Une équipe de recherche dirigée par l’Université du Michigan a découvert un réseau neuronal qui permet aux drosophiles Drosophila melanogaster de convertir des stimuli externes d’intensité variable en une décision « oui ou non » sur le moment d’agir. La recherche, décrite dans Current Biology, aide à décoder le mécanisme biologique que le système nerveux de la drosophile utilise pour convertir un gradient d’informations sensorielles en une réponse comportementale binaire.
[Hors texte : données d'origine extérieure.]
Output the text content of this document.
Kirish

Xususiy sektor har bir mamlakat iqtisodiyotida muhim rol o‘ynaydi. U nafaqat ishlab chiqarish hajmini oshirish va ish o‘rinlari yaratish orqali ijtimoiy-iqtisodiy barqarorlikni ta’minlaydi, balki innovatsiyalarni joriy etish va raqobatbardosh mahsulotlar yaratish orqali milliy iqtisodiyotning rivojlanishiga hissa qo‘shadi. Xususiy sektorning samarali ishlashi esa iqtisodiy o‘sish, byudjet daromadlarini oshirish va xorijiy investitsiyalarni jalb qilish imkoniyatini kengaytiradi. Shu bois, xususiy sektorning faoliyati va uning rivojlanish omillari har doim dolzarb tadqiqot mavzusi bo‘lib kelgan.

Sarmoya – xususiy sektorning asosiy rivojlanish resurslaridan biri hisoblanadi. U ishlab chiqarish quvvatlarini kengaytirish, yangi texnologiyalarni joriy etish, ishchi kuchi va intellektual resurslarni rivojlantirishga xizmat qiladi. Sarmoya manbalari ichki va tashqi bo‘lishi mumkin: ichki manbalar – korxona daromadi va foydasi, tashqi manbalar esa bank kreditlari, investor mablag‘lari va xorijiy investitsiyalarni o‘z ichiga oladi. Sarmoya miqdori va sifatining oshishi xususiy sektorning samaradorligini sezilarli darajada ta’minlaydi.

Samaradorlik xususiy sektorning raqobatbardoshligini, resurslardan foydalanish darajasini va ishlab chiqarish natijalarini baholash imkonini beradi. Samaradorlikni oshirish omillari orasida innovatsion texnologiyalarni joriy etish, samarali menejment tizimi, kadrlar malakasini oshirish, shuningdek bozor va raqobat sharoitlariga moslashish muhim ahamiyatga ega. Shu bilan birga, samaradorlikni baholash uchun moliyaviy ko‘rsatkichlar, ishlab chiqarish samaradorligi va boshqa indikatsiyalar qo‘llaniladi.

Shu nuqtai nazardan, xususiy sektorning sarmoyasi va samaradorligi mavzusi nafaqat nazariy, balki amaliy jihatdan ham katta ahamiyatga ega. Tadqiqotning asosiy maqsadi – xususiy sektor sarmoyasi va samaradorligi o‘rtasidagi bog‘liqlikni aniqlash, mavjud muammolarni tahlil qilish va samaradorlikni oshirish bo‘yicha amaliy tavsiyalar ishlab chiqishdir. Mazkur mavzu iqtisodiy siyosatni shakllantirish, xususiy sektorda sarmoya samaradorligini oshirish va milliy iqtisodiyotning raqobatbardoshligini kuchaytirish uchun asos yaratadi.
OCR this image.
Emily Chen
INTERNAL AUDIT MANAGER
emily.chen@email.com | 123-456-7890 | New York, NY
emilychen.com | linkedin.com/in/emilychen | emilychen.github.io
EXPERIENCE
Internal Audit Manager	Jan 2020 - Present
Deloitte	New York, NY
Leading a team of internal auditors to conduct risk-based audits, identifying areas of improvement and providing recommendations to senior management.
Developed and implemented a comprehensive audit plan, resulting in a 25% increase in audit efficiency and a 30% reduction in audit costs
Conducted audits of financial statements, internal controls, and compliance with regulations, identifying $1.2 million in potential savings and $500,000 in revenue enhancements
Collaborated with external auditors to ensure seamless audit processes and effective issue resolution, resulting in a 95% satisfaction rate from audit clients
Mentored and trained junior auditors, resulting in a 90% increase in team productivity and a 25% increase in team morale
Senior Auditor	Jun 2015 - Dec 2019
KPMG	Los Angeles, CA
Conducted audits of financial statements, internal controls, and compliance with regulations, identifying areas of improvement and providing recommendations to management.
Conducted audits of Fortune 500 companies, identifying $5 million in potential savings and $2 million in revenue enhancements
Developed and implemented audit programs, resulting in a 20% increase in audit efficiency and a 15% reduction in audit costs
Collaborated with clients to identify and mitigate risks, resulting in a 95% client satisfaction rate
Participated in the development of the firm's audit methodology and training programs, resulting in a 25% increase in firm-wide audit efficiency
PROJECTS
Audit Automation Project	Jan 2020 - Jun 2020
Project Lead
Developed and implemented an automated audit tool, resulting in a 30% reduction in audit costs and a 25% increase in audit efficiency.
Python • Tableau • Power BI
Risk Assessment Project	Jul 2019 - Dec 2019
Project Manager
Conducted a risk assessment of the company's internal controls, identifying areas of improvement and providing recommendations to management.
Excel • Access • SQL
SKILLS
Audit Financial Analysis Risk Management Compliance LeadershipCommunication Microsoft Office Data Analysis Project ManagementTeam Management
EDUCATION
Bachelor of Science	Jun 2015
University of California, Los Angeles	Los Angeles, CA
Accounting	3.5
Les résultats offrent de nouvelles perspectives qui peuvent être pertinentes pour savoir comment de telles décisions fonctionnent chez d’autres espèces, et pourraient même être appliquées pour aider les machines d’intelligence artificielle à apprendre à catégoriser les informations.
L’auteur principal de l’étude, Bing Ye, PhD, membre du corps professoral de l’Institut des sciences de la vie (LSI) de l’Université du Michigan, pense que le mécanisme découvert pourrait avoir des applications de grande portée. « Il existe une idée dominante dans notre domaine selon laquelle ces décisions sont prises par l’accumulation de preuves, ce qui prend du temps », a déclaré Ye. « Dans le mécanisme biologique que nous avons découvert, le réseau est câblé de telle sorte qu’il n’a pas besoin d’une phase d’accumulation de preuves. Nous ne le savons pas encore, mais nous nous demandons si cela pourrait servir de modèle pour aider l’IA à apprendre à trier les informations plus rapidement. »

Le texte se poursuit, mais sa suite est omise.